Его голова склонялась под тяжестью постоянного смирения, не того великого и истинно христианского смирения, повергающего человека к стопам своего Господа Бога и делающего его равным всем людям, но приниженного и подлого смирения братьев, служащего введением к полному уничтожению индивидуализма человеческой личности, что и составляет высшую цель стремления иезуитов. Фаральдо элегантный, роскошно одетый, Фаральдо, на которого заглядывались проходившие молодые девушки, Фаральдо с туго набитым кошельком, сытый и смело идущий по улице, забыл и думать о послушничестве, которое, по словам настоятеля, почти уже завершило его перевоплощение, то есть почти превратило его в лицемера.

Вдруг ему пришла на ум мысль. Он был свободен, мог со своими деньгами жить, где ему вздумается, и, свободно располагая своими силами, найти вне Рима положение в свете и счастье, которых он напрасно искал в столице католического мира.

Что ему нужно было для этого сделать? Купить чистокровную лошадь, сесть в седло и весело направиться к тосканской или неаполитанской границе.

Но при этой мысли Фаральдо горько улыбнулся.

«Какой я дурак! – подумал он. – Зачем мне бежать от иезуитов? Разве я их пленник?.. Они ничего не сделали для того, чтобы завлечь и удержать меня у себя! Я сам искал у них убежища, убежища превосходного и верного, как я испытал это на себе, так как даже и такие мстительные люди, каких я знал (Фаральдо невольно вздрогнул, вспомнив об Анне), не имели возможности добраться до меня.
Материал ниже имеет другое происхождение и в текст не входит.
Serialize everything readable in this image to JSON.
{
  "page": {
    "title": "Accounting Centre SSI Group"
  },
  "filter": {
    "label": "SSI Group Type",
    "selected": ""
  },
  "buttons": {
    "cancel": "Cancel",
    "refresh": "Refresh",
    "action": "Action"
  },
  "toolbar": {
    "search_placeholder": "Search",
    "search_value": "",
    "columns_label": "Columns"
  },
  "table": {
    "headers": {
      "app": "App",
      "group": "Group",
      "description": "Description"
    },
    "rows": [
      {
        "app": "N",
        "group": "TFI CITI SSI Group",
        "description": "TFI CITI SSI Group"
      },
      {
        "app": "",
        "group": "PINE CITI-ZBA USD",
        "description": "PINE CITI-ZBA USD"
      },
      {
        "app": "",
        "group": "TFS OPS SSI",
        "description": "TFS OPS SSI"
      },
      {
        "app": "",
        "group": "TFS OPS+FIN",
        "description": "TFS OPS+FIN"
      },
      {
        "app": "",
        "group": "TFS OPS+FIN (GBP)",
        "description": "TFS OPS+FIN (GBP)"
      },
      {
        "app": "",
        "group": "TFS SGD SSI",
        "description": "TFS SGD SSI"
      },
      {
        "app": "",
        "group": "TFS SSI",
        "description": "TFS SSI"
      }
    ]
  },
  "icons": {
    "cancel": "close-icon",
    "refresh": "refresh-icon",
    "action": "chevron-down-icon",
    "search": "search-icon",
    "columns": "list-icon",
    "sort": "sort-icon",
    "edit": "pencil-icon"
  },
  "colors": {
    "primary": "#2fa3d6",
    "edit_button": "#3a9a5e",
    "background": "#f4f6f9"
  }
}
Если бы я бежал, то теперь, как и тогда, меня преследовала бы месть этой дьявольской отравительницы… и этого коварного мажордома с такой добродушной физиономией… К тому же и иезуиты также присоединились бы к моим врагам, чтобы наказать меня за побег, так что в довершение всей прелести моего положения еще и эти недруги сидели бы у меня на шее. Нет, раз фортуна бросила меня в среду иезуитов, лучше оставаться среди них и исполнить это поручение».

И он ощупал письмо, находившееся у него на груди под полукафтаном, чтобы убедиться, что оно еще там. Между тем его мысли приняли другое направление.